Dramatic Encounters, which I mentioned at the top, tie into everything else already discussed, but are also ZA/UM’s way of adding an element of action to the gameplay in what is otherwise a game where you do lots and lots of reading.
The presentation showed a clip of early gameplay footage (so early that there was a test dummy model in place of Hershel) in which the player must try to get across the market without being seen. You’ll be stopped at inflection points, like needing to choose between three paths, and whatever happens based on your skills, modifiers, dice roll, and your choice, you’ll need to adapt to it. You don’t get to try again; you have to embrace the failure or success of whatever comes and keep moving forward.
Hershel’s outfits also play a role in gameplay, as you’ll be given access to different areas or dialogue options based on what you’re wearing, though it’s not necessarily something that you have to always follow. “You can choose whether you want to make your life easier or look cool,” Crawford said.
The start of a new ZA/UM chapter at the end of history
When the nearly 50-minute-long presentation concluded, and as I wrap up this preview, I feel, as I said at the start, more interested in Zero Parades than excited about it.
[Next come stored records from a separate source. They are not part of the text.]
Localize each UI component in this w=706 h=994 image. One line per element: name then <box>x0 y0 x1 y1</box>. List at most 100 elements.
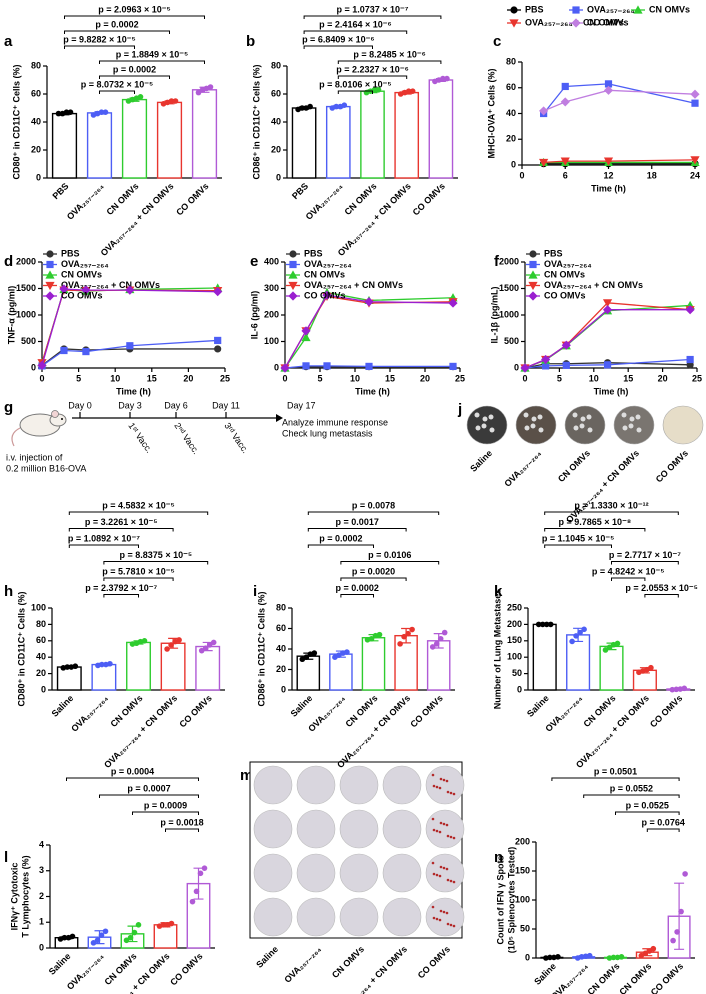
y-tick-label: 2000 <box>499 256 519 266</box>
injection-text: i.v. injection of <box>6 452 63 462</box>
x-tick-label: 25 <box>692 373 702 383</box>
y-tick-label: 20 <box>31 144 41 154</box>
data-point <box>371 87 378 93</box>
y-tick-label: 100 <box>31 602 46 612</box>
y-tick-label: 0 <box>281 684 286 694</box>
data-point <box>648 664 654 671</box>
significance-bracket <box>340 594 374 598</box>
spot <box>439 909 443 913</box>
x-tick-label: Saline <box>50 693 76 719</box>
bar <box>394 91 420 179</box>
significance-bracket <box>340 577 407 581</box>
y-tick-label: 40 <box>36 652 46 662</box>
data-point <box>405 88 412 94</box>
spot <box>452 880 456 884</box>
y-tick-label: 500 <box>504 336 519 346</box>
significance-bracket <box>103 577 174 581</box>
legend-label: CO OMVs <box>304 290 346 300</box>
point <box>604 80 613 88</box>
bar <box>121 98 148 179</box>
legend-label: CO OMVs <box>61 290 103 300</box>
data-point <box>55 110 62 117</box>
significance-bracket <box>544 528 646 532</box>
legend-label: PBS <box>304 248 323 258</box>
point <box>529 250 537 258</box>
x-tick-label: CN OMVs <box>109 693 145 729</box>
y-tick-label: 80 <box>276 602 286 612</box>
spot <box>452 836 456 840</box>
p-value: p = 4.5832 × 10⁻⁵ <box>102 500 175 510</box>
p-value: p = 1.3330 × 10⁻¹² <box>574 500 648 510</box>
point <box>539 158 549 168</box>
significance-bracket <box>337 60 442 64</box>
p-value: p = 8.0106 × 10⁻⁵ <box>319 79 392 89</box>
point <box>603 361 612 369</box>
spot <box>432 872 436 876</box>
data-point <box>307 103 313 110</box>
y-tick-label: 60 <box>31 88 41 98</box>
significance-bracket <box>64 30 170 34</box>
y-tick-label: 100 <box>507 652 522 662</box>
mouse-icon <box>11 410 67 447</box>
spot <box>452 924 456 928</box>
p-value: p = 0.0002 <box>95 19 138 29</box>
x-tick-label: CN OMVs <box>343 181 379 217</box>
y-tick-label: 40 <box>506 108 516 118</box>
p-value: p = 0.0501 <box>594 766 637 776</box>
day-label: Day 3 <box>118 400 142 410</box>
spot <box>449 791 453 795</box>
injection-text: 0.2 million B16-OVA <box>6 463 86 473</box>
p-value: p = 3.2261 × 10⁻⁵ <box>85 517 158 527</box>
p-value: p = 2.2327 × 10⁻⁶ <box>336 64 408 74</box>
data-point <box>168 98 175 104</box>
p-value: p = 8.0732 × 10⁻⁵ <box>81 79 154 89</box>
data-point <box>206 642 213 648</box>
data-point <box>650 945 657 952</box>
y-tick-label: 2000 <box>16 256 36 266</box>
well <box>339 809 379 849</box>
x-tick-label: CO OMVs <box>649 961 685 994</box>
bar <box>599 645 624 691</box>
significance-bracket <box>66 777 199 781</box>
p-value: p = 1.0737 × 10⁻⁷ <box>336 4 408 14</box>
well <box>382 897 422 937</box>
lung-spot <box>621 412 627 418</box>
spot <box>445 823 449 827</box>
lung-photo <box>662 405 704 445</box>
x-tick-label: CO OMVs <box>648 693 684 729</box>
y-tick-label: 80 <box>506 56 516 66</box>
y-tick-label: 40 <box>271 116 281 126</box>
data-point <box>674 929 680 935</box>
x-tick-label: 5 <box>317 373 322 383</box>
x-tick-label: CN OMVs <box>105 181 141 217</box>
y-tick-label: 1 <box>39 917 44 927</box>
legend-label: OVA₂₅₇₋₂₆₄ + CN OMVs <box>61 280 160 290</box>
lung-spot <box>635 414 641 420</box>
well-label: Saline <box>254 944 280 970</box>
well <box>425 897 465 937</box>
day-label: Day 0 <box>68 400 92 410</box>
y-axis-label: T Lymphocytes (%) <box>20 855 30 937</box>
data-point <box>581 626 587 633</box>
y-axis-label: CD86⁺ in CD11C⁺ Cells (%) <box>256 591 266 706</box>
well <box>296 897 336 937</box>
bar <box>329 653 353 691</box>
data-point <box>67 109 74 115</box>
y-axis-label: CD86⁺ in CD11C⁺ Cells (%) <box>251 64 261 179</box>
x-tick-label: Saline <box>289 693 315 719</box>
significance-bracket <box>337 90 373 94</box>
lung-spot <box>579 423 585 429</box>
spot <box>445 779 449 783</box>
significance-bracket <box>68 544 139 548</box>
y-tick-label: 1000 <box>499 309 519 319</box>
data-point <box>444 75 450 82</box>
y-tick-label: 60 <box>271 88 281 98</box>
point <box>510 6 518 14</box>
photo-label: CO OMVs <box>654 448 690 484</box>
data-point <box>673 686 680 693</box>
timeline-arrow <box>276 414 283 422</box>
data-point <box>678 908 684 915</box>
x-tick-label: Saline <box>532 961 558 987</box>
data-point <box>141 638 148 644</box>
point <box>289 250 297 258</box>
Unable to be overly excited due to everything that’s happened within and outside the studio in the past six years, and interested to see what the group of artists still there make as they try to come out the other side of it all.
As the first game from ZA/UM following the departure of the core creative team behind Disco Elysium, and a game that will likely be released while the issues between the members of that team and ZA/UM are still being worked out in the courts, Zero Parades is burdened by a pressure it doesn’t need.
It seemingly has to prove to players that ZA/UM is more than just the original 2019 writing team of Robert Kurvitz, Helen Hindpere, Argo Tuulik, Martin Luiga, Olga Moskvina, Cash Decuir, and Märten Rattasepp. That the art collective at the core of the studio’s founding is still in there, and that it hasn’t been spoiled by business-only minded people in the way that some of those departed creatives have alleged.
Nothing I saw in the presentation looked bad. Based on what I saw, Zero Parades has a strong and rich foundation to tell a deep and engaging story. It could be one of the best narrative games to hit the industry since Disco Elysium. But previews can only reveal so much, and especially with narrative games like this, you can’t get a sense of what the final product will be like without actually spending a good amount of time playing it.
I know game development is almost never a solo act, that there’s practically no such thing as an auter in this industry because you can’t do it alone. Every game comes together thanks to the work of an entire team of people, from writers to artists, animators, programmers and so on.
I know it’s true that ZA/UM was always more than just those writers, but if Zero Parades fails to deliver in the way that Disco Elysium did, then the idea that the studio has lost its touch without them is the kind of convenient claim the internet will run with, and ZA/UM may never be able to shake that identity. At least what I got to see of the game and what I heard about it from Crawford and Ashilevi gave me the hope that ZA/UM can still be the groundbreaking studio we all saw in 2019.